As part of a Global BioImage Analysts' Society (GloBIAS) initiative, we evaluated the reproducibility of a Graph Neural Network (GNN) study on cell dynamics using structured, community-developed checklists from the Quality Assessment and Reproducibility for Instruments and Images in Light Microscopy (QUAREP-LiMi) initiative. Notably, these checklists were published after the 2022 Target Paper, meaning our assessment is necessarily retrospective. Our assessment revealed a gap between recent reporting standards and practical execution. Reproduction attempts across multiple environments confirmed deficiencies, including the absence of explicit image metadata (pixel size and timestamps), which limits quantitative interpretation. Furthermore, the absence of a software container, which was typical for the time of publication and the incomplete dependency list, necessitated complex manual environment configuration, increasing the barrier to entry. This experience highlights the contrast between the reproducibility expectations at the time and newer standards achieved by minimal compliance and true functional access.
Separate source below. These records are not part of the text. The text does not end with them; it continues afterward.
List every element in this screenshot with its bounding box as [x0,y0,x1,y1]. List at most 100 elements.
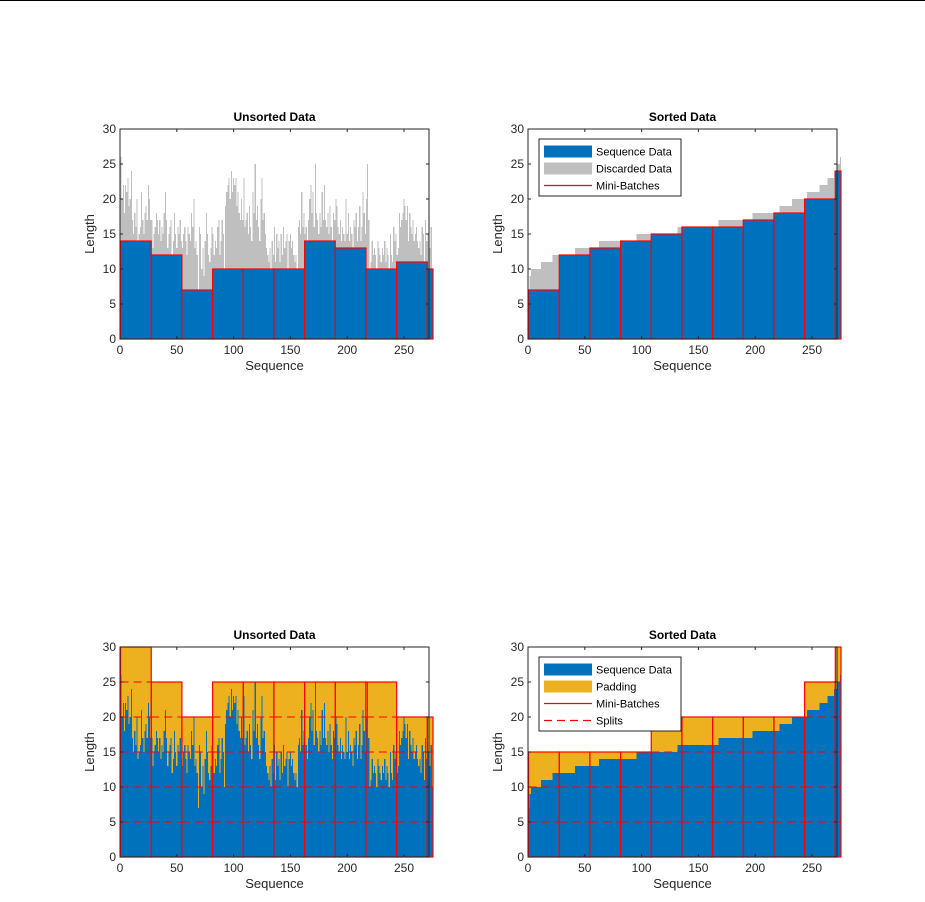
discarded-bar [815,192,818,199]
padding-bar [197,717,199,808]
padding-bar [293,682,295,773]
discarded-bar [587,248,589,255]
discarded-bar [347,213,349,248]
sequence-bar [614,759,617,857]
padding-bar [290,682,293,766]
discarded-bar [386,248,388,269]
discarded-bar [725,220,727,227]
legend-label: Mini-Batches [596,699,660,711]
x-tick-label: 250 [394,861,414,875]
discarded-bar [536,269,538,290]
sequence-bar [731,738,734,857]
sequence-bar [139,745,142,857]
sequence-bar [585,766,587,857]
padding-bar [634,752,636,759]
discarded-bar [802,199,804,213]
discarded-bar [245,220,247,269]
padding-bar [419,717,421,759]
sequence-bar [406,724,408,857]
chart-title: Unsorted Data [233,628,315,642]
padding-bar [363,682,365,731]
sequence-bar [301,710,303,857]
sequence-bar [220,759,222,857]
padding-bar [735,717,737,738]
discarded-bar [741,220,743,227]
padding-bar [561,752,563,773]
sequence-bar [770,731,772,857]
sequence-bar [382,773,385,857]
discarded-bar [755,213,757,220]
discarded-bar [271,241,273,269]
padding-bar [209,717,211,780]
discarded-bar [234,185,236,269]
sequence-bar [551,780,553,857]
padding-bar [187,717,189,745]
padding-bar [614,752,617,759]
sequence-bar [831,696,834,857]
padding-bar [780,717,782,724]
discarded-bar [553,255,555,290]
discarded-bar [177,227,179,255]
sequence-bar [762,731,764,857]
sequence-bar [767,731,769,857]
sequence-bar [552,773,554,857]
sequence-bar [381,766,383,857]
discarded-bar [584,248,586,255]
sequence-bar [193,717,195,857]
sequence-bar [289,752,291,857]
padding-bar [730,717,732,738]
sequence-bar [342,745,344,857]
sequence-bar [733,738,735,857]
padding-bar [769,717,771,731]
sequence-bar [168,752,170,857]
sequence-bar [666,752,668,857]
sequence-bar [217,745,219,857]
sequence-bar [183,752,185,857]
padding-bar [778,717,780,731]
legend-swatch-discarded [544,162,592,175]
chart-unsorted-truncated: 0 50 100 150 200 250 0 5 10 15 20 25 30 Unsorted Data… [82,110,434,373]
padding-bar [406,717,408,724]
sequence-bar [566,773,568,857]
sequence-bar [283,745,285,857]
sequence-bar [429,766,431,857]
padding-bar [170,682,172,738]
padding-bar [616,752,618,759]
sequence-bar [407,759,410,857]
padding-bar [126,647,128,710]
discarded-bar [601,241,603,248]
sequence-bar [639,752,642,857]
discarded-bar [726,220,728,227]
sequence-bar [628,759,630,857]
padding-bar [705,717,707,745]
sequence-bar [422,752,424,857]
padding-bar [368,682,370,738]
sequence-bar [605,759,607,857]
padding-bar [278,682,280,759]
sequence-bar [350,745,352,857]
sequence-bar [581,766,584,857]
sequence-bar [643,752,645,857]
sequence-bar [644,752,646,857]
sequence-bar [265,766,268,857]
padding-bar [656,717,659,752]
sequence-bar [402,731,404,857]
padding-bar [530,752,532,787]
discarded-bar [279,262,281,269]
padding-bar [704,717,706,745]
sequence-bar [421,745,423,857]
minibatch-sequence-block [834,170,842,340]
padding-bar [259,682,261,759]
sequence-bar [744,738,746,857]
discarded-bar [346,234,348,248]
discarded-bar [321,192,323,241]
padding-bar [228,682,230,696]
padding-bar [653,717,655,752]
padding-bar [127,647,129,696]
sequence-bar [692,745,694,857]
discarded-bar [547,262,550,290]
padding-bar [622,752,624,759]
sequence-bar [599,759,601,857]
discarded-bar [315,213,318,241]
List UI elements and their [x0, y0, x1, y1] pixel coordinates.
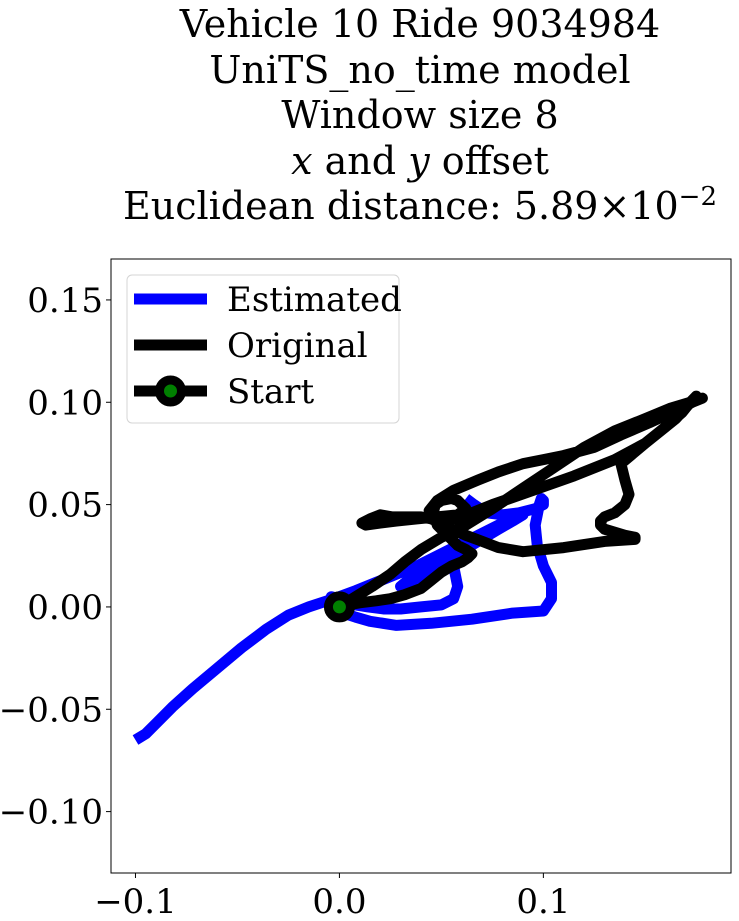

We conclude by presenting a detailed discussion of the broader implications for the quantitative biology community and propose actionable recommendations including robust environment containerisation and standardised data deposition to ensure complex computational workflows become scientifically sound and reusable resources. This retrospective case study evaluates a legacy computational paper against modern reproducibility framework, not to critique past non-compliance, but to extract actionable lessons for future research standards.